Después de unas tres horas sobre ese camino de hierro del que no pudo salir desde que lo tomo en la Estación de Sants, llegó al punto de partida, eran aproximadamente la una de la tarde, todavía le quedaba tiempo para ir al juzgado. Tomo un taxi en la puerta y le indico que la llevará a éstos. Sin decírselo a nadie, con los datos que le había proporcionado Elizabeth no tuvo ni que preguntar pues era un edificio que conocía bien por las veces que había acompañado a su padre que disfrutaba llevándola a juicios y ponerse todo interesante cuando le daban la palabra delante de su trozo de vida que era Valeria, esa misma muchacha que tomando aire, con dignidad, fortaleza y valentía se acercó al mostrador del Juzgado y dijo: -ya estoy aquí, soy Valeria, la hija de ese gran hombre que tienen en la cárcel, vengo a contar la verdad, el porqué mi mama está en coma, vengo a declarar que yo soy la culpable, que yo empuje a mi madre porque quería matarla sin querer verla muerta. Que yo Valeria soy la única responsable de su coma, de que su vida penda de un hilo. Yo soy Valeria, la que tiene que ir a prisión y vengo hoy aquí a salvar a mi padre que injustamente ha sido tratado. Un padre que jamás se atrevería a poner la mano encima de su madre, de ninguna mujer; ese hombre que sería capaz de perdonar su propia muerte a la mujer que ama, un hombre que ya ha perdonado lo que ella jamás haría. Vengo a declarar que mi vida se ha roto, que el mundo es un lugar donde no quiero vivir, que no estoy dispuesta a consentir esta injusticia y que si es preciso yo misma lo sacaré- Momentos en los que Valeria ni articulaba palabra, tan solo gritaba ante los funcionarios que atónitos la miraban gritar, encanarse en la injusticia y morir de dolor sobre esas dos piernas tan débiles que apenas la sostenían en pie.

Del fondo, tras el mostrador apareció una mujer, la hizo callar en varias ocasiones bajo la excusa de ser la juez como si eso fuese a parar a Valeria, como si le importará una mierda como ella decía en esa época de malas palabras, como si a la juez se la quisiera follar un caballo. Le daba lo mismo el cargo de aquella señora, ella esta allí para rescatar a su padre, a salvarlo de la vida de los hombres aunque condenado por el amor, por ese dolor que no se cura con aspirinas, tan solo con las lágrimas y los suspiros por los besos perdidos en el aire de la tristeza.
Esa señora le invitó a entrar y ordenó a un funcionario a que le tomara declaración.
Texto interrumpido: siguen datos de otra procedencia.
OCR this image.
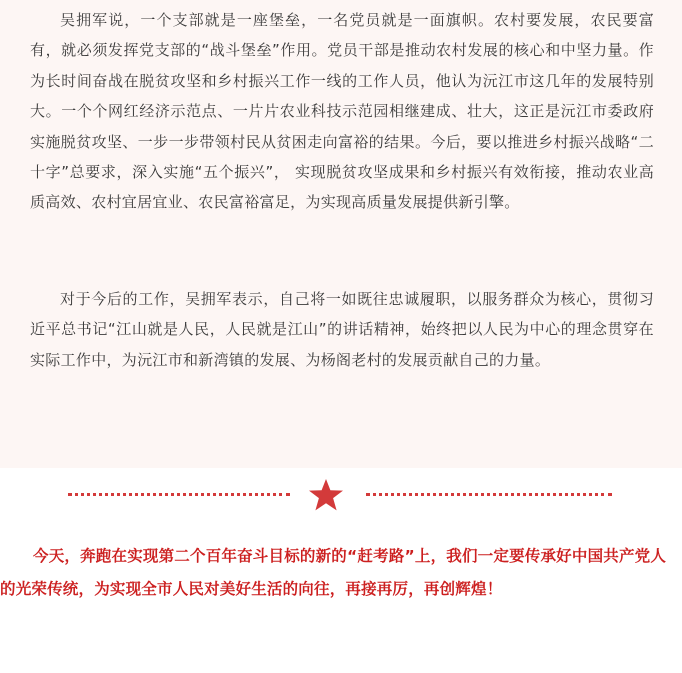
吴拥军说，一个支部就是一座堡垒，一名党员就是一面旗帜。农村要发展，农民要富有，就必须发挥党支部的“战斗堡垒”作用。党员干部是推动农村发展的核心和中坚力量。作为长时间奋战在脱贫攻坚和乡村振兴工作一线的工作人员，他认为沅江市这几年的发展特别大。一个个网红经济示范点、一片片农业科技示范园相继建成、壮大，这正是沅江市委政府实施脱贫攻坚、一步一步带领村民从贫困走向富裕的结果。今后，要以推进乡村振兴战略“二十字”总要求，深入实施“五个振兴”， 实现脱贫攻坚成果和乡村振兴有效衔接，推动农业高质高效、农村宜居宜业、农民富裕富足，为实现高质量发展提供新引擎。

对于今后的工作，吴拥军表示，自己将一如既往忠诚履职，以服务群众为核心，贯彻习近平总书记“江山就是人民，人民就是江山”的讲话精神，始终把以人民为中心的理念贯穿在实际工作中，为沅江市和新湾镇的发展、为杨阁老村的发展贡献自己的力量。

今天，奔跑在实现第二个百年奋斗目标的新的“赶考路”上，我们一定要传承好中国共产党人的光荣传统，为实现全市人民对美好生活的向往，再接再厉，再创辉煌！
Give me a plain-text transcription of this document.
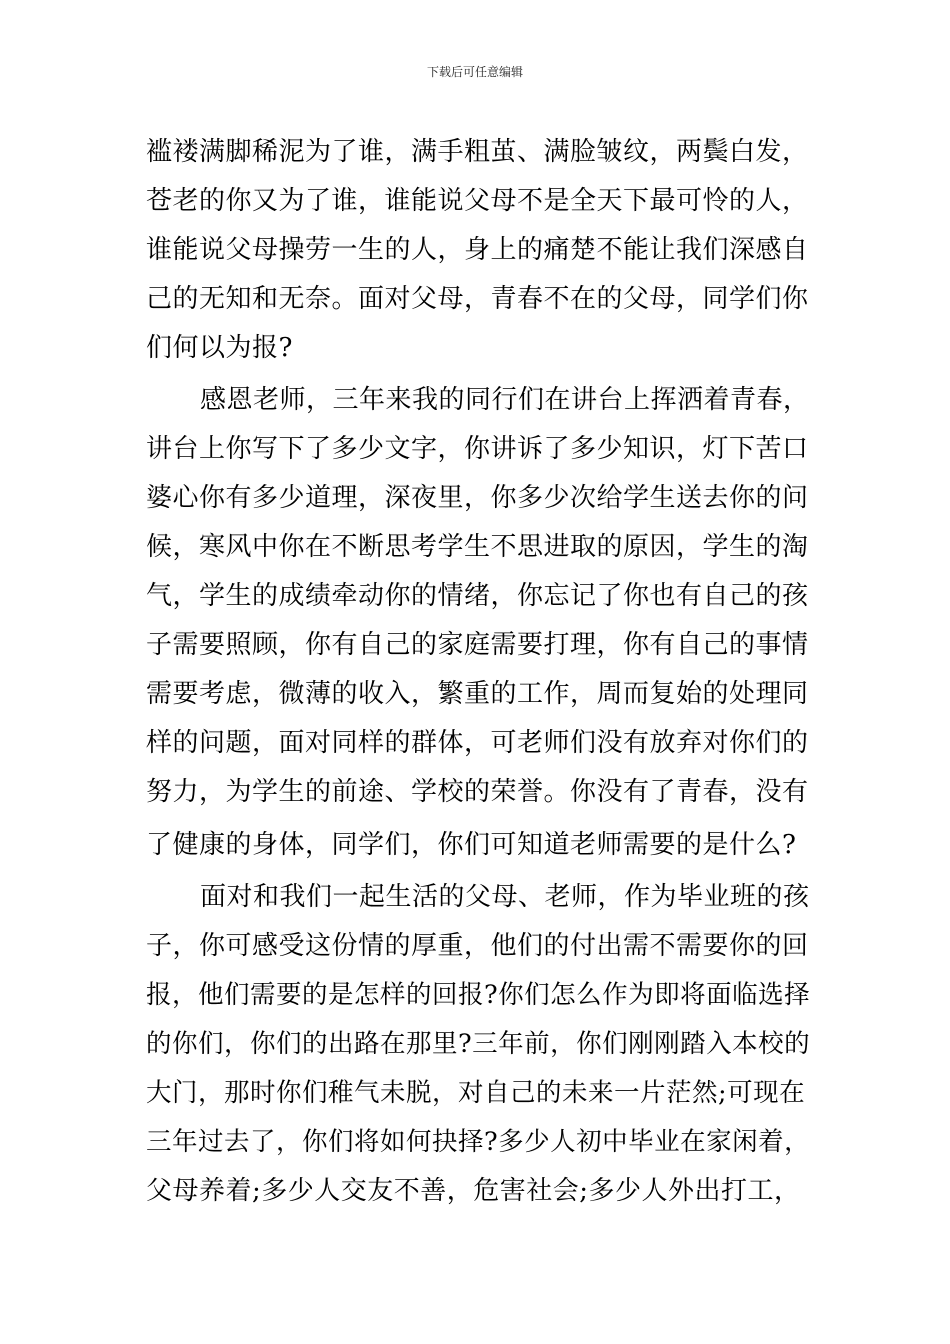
下载后可任意编辑
褴褛满脚稀泥为了谁，满手粗茧、满脸皱纹，两鬓白发，
苍老的你又为了谁，谁能说父母不是全天下最可怜的人，
谁能说父母操劳一生的人，身上的痛楚不能让我们深感自
己的无知和无奈。面对父母，青春不在的父母，同学们你
们何以为报?
感恩老师，三年来我的同行们在讲台上挥洒着青春，
讲台上你写下了多少文字，你讲诉了多少知识，灯下苦口
婆心你有多少道理，深夜里，你多少次给学生送去你的问
候，寒风中你在不断思考学生不思进取的原因，学生的淘
气，学生的成绩牵动你的情绪，你忘记了你也有自己的孩
子需要照顾，你有自己的家庭需要打理，你有自己的事情
需要考虑，微薄的收入，繁重的工作，周而复始的处理同
样的问题，面对同样的群体，可老师们没有放弃对你们的
努力，为学生的前途、学校的荣誉。你没有了青春，没有
了健康的身体，同学们，你们可知道老师需要的是什么?
面对和我们一起生活的父母、老师，作为毕业班的孩
子，你可感受这份情的厚重，他们的付出需不需要你的回
报，他们需要的是怎样的回报?你们怎么作为即将面临选择
的你们，你们的出路在那里?三年前，你们刚刚踏入本校的
大门，那时你们稚气未脱，对自己的未来一片茫然;可现在
三年过去了，你们将如何抉择?多少人初中毕业在家闲着，
父母养着;多少人交友不善，危害社会;多少人外出打工，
Lo hizo durante prácticamente dos horas, tras la cual su señoría con palabras que ella bien conocía como buena estudiante de Derecho, le informó que en esa misma tarde su padre quedaría en libertad sin fianza con obligación de firmar cada quince días en el juzgado. Que ella quedaba en idéntica situación sin necesidad de comparecencias. Tras lo cual, firmó la declaración y sin mas comentario salió, se colgó su mochila y tomó un taxi en la puerta de los juzgados, no para ir a esperar a su padre, ni para coger un tren a Barcelona; sino rumbo al aeropuerto.

Cada vez llovía más en Londres y Valeria entró en su casa, subió a su cuarto, tan solo se oía a April gemir con su novio, puso cara de desprecio, ella no hacía el amor, maltrataba ese sentimiento como lo había hecho su madre. Sería eso que la gente llamaba follar, lo de tener relación sin amor. Le dio tanto asco, que en lugar de dormir, cargó su mochila y Valeria de nuevo empujada por las emociones salió de la casa sin decírselo a nadie, tomo el metro y en Tottemhan un tren; en esta ocasión el Stansted Express, pero rumbo también a un aeropuerto donde un avión la llevaría de nuevo a la ciudad que la vio nacer.